Super-Flowered
Part 48
Jeremy’s lungs burned, struggling against the cold air. He could feel himself losing a little more control with every step he took, but he kept running anyway, sure that whoever was in that apartment hadn’t followed him, but not willing to take that risk. Every corner he took and alley he flew down sent him crashing into the wall of a different building, until his arms were bruised and his shirt was ripped and dirty.
The rain was no longer battering his face until he couldn’t see, and the Dohn bridge was visible now. It had a reputation for being loud, because it was entirely made if copper and most of the time the messengers tried to avoid Coen, so they didn’t get deafened as the crossed it. The bridge lay flat across the Dohn, as though someone had had an old sheet of metal and nothing to do with it, so they threw it in the river and it got stuck.
In truth, there had been a slightly batty architect, back when the Big City was just starting its industrial revolution, who had been commissioned to join Coen to Scurs, by the Janurs, so that the royal family could bring there parades onto the little rock. He had lost his eyesight to old age and every pair of glasses he had ever owned to clumsy hands and living on an island city (it was said that his glasses were still washing up on the shores of the Nossa beaches) and he had been unable to see a way to join the scraggy rocks that cut Coen off at the end of a street, and the sharp rocks jutting up from the road stop the world from walking straight into the Dohn, to the sandy beaches that led from Scurs, as the stacked buildings dissolved into the sea, so the architect stood on the rocks, looking out over the Dohn, squinting at Scurs. Unable to see the beach, or even the buildings that blocked the horizon, he waved his hand and produced a large slab of copper. It melted over Coen’s rocks and extended out towards Scurs, with the architect standing on the end, still squinting into the distance.

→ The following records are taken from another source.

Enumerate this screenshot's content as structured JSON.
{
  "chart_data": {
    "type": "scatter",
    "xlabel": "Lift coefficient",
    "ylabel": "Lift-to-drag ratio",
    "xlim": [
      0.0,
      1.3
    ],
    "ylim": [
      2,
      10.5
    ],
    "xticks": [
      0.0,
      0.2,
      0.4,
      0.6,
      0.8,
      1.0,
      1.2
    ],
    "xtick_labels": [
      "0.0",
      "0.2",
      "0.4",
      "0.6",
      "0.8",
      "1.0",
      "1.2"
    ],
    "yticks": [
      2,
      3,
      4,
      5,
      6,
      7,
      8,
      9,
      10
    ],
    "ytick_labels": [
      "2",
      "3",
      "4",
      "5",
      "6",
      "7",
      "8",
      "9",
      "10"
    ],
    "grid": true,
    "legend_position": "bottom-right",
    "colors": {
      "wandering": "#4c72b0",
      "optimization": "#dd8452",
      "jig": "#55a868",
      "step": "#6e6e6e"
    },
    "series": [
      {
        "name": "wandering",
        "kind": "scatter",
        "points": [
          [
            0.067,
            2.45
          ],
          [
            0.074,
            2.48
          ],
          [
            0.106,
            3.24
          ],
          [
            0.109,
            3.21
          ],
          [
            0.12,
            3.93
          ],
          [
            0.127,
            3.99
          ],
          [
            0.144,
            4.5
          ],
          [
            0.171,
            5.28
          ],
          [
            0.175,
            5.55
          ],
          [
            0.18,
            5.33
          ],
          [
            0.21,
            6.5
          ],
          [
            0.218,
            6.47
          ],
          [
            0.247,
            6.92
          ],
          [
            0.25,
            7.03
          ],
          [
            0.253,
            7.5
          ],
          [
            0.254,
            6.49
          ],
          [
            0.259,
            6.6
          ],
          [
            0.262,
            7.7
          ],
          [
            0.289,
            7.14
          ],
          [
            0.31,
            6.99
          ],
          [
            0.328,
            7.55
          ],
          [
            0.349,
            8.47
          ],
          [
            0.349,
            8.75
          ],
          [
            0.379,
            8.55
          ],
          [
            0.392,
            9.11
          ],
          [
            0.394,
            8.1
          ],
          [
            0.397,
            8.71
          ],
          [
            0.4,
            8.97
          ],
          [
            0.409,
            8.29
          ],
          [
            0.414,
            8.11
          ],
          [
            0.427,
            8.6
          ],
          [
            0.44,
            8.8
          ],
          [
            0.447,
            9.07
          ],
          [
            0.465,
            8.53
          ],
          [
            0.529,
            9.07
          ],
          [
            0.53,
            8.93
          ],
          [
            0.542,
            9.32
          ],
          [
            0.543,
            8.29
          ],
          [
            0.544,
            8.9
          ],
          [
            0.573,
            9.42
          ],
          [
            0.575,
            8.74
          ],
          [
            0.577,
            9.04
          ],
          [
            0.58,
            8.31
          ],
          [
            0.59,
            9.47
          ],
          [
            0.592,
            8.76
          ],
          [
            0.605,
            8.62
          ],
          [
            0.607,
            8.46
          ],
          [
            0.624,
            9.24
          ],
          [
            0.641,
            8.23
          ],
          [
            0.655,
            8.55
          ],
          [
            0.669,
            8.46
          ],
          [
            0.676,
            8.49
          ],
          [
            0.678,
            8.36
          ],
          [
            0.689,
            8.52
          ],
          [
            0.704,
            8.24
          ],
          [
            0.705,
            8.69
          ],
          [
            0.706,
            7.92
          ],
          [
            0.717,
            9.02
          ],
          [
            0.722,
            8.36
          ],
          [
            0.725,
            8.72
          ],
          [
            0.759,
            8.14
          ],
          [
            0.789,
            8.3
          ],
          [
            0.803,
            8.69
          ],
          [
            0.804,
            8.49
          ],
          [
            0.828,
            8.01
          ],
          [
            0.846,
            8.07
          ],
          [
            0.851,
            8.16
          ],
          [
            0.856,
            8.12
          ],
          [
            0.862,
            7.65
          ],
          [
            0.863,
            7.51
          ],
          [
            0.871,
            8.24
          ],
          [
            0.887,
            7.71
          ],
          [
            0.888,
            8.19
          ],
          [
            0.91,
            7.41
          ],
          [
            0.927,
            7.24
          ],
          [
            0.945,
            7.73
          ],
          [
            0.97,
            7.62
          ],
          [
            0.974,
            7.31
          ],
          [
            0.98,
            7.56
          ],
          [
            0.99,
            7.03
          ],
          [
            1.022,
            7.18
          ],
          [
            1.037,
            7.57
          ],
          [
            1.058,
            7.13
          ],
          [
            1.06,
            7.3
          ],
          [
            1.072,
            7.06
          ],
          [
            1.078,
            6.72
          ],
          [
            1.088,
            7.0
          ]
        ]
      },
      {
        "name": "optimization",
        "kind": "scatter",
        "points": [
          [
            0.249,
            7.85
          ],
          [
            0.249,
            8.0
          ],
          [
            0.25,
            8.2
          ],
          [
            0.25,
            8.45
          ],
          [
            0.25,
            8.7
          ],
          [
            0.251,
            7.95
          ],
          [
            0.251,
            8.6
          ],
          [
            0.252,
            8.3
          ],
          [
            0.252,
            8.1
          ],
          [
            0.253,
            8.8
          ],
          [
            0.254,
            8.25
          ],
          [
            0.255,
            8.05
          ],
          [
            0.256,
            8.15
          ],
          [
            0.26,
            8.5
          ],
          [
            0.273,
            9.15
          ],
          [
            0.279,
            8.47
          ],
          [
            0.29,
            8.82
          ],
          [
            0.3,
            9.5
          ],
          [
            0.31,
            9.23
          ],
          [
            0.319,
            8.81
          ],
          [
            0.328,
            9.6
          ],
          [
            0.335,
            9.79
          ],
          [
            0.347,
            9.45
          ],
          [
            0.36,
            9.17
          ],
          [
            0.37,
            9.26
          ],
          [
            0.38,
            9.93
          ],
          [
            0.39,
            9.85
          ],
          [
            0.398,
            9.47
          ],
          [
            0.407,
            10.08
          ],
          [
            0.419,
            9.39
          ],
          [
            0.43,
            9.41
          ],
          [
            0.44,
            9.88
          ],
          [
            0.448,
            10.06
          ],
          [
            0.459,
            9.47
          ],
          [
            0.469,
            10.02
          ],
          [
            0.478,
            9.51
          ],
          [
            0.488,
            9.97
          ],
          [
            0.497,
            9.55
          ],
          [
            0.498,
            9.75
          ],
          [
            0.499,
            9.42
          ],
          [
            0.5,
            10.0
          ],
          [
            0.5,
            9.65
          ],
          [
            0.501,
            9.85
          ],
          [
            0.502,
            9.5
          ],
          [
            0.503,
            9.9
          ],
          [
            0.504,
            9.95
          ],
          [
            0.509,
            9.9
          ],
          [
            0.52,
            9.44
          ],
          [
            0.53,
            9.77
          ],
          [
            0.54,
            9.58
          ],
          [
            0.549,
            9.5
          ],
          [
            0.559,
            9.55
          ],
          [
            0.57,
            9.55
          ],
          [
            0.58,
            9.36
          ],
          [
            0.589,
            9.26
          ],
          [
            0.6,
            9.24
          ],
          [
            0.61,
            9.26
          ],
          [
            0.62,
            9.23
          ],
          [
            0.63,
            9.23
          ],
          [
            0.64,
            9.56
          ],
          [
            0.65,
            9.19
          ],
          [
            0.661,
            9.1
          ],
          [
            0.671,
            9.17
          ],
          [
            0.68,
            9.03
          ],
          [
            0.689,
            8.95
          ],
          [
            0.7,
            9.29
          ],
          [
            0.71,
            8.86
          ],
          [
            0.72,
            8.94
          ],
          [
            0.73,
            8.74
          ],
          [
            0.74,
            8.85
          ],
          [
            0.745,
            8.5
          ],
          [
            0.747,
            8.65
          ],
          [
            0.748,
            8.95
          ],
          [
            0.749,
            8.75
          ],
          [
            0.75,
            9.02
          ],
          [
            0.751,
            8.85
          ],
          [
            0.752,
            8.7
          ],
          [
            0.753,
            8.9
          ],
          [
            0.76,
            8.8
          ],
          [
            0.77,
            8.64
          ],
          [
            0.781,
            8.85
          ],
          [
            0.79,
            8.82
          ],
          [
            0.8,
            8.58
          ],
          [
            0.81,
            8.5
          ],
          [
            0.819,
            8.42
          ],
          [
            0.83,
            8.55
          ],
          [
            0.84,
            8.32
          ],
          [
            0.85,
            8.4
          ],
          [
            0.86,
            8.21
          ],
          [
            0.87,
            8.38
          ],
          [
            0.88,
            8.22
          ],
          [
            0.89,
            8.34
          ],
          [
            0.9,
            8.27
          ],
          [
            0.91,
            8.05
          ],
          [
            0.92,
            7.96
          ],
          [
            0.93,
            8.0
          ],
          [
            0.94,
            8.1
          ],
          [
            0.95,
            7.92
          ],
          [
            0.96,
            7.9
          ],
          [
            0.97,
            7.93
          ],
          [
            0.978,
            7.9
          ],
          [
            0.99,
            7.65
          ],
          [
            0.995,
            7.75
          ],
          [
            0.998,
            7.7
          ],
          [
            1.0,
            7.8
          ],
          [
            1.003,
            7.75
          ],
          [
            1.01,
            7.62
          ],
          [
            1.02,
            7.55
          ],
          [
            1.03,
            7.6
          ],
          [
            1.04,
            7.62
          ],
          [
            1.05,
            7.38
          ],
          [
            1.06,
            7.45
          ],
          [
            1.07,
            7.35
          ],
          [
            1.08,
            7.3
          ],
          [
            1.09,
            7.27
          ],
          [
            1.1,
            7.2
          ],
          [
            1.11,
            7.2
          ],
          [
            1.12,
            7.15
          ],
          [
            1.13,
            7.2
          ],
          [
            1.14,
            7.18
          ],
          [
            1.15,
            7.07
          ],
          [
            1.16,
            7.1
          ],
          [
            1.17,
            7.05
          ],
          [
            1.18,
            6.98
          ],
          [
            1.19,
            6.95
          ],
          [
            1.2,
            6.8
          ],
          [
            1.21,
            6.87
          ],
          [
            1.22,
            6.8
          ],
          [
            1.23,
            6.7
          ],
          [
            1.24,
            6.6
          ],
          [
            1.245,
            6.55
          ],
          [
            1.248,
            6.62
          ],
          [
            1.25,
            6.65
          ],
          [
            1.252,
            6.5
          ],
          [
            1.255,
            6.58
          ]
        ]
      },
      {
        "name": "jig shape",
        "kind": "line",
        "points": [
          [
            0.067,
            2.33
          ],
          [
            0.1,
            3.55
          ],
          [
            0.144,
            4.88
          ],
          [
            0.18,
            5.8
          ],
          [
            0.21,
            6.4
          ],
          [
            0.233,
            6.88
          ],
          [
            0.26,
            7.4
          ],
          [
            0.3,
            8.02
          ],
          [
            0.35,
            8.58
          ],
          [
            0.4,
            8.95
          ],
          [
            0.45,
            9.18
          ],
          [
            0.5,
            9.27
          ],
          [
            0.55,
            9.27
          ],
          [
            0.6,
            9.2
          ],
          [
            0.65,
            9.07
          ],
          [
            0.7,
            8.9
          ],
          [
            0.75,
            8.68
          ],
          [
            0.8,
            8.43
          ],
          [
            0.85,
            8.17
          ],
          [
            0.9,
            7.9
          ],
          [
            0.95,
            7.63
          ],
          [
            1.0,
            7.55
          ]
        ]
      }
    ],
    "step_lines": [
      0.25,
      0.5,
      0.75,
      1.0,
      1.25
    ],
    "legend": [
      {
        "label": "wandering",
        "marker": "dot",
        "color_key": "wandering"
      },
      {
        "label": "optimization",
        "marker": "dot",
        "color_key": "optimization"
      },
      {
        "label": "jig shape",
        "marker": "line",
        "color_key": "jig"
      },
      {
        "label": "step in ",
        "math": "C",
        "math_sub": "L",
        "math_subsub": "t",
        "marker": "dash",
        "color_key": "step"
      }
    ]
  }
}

Perhaps the Janurs had planned to visit Coen, or perhaps they had heard about the architect crossing the Dohn and imagined it to be somewhat more noble than an old git in greying jumper and a hunch formed from getting to that age when you can’t walk without leaning, standing on what appeared to be a shiny piece of wood extending over the Dohn. Either way, the Janurs arrived, and liked the bridge so much that they decided it was perfect, if in need of a few minor adjustments. The made the architect form several copper posts up from the bridge, and up until a few days beforehand, those posts had been used to hand the Janurs banners, like tapestries, either side of the bridge. In the current light, however, Jeremy could see the remnants of the burt fabric hanging loose from its fixtures.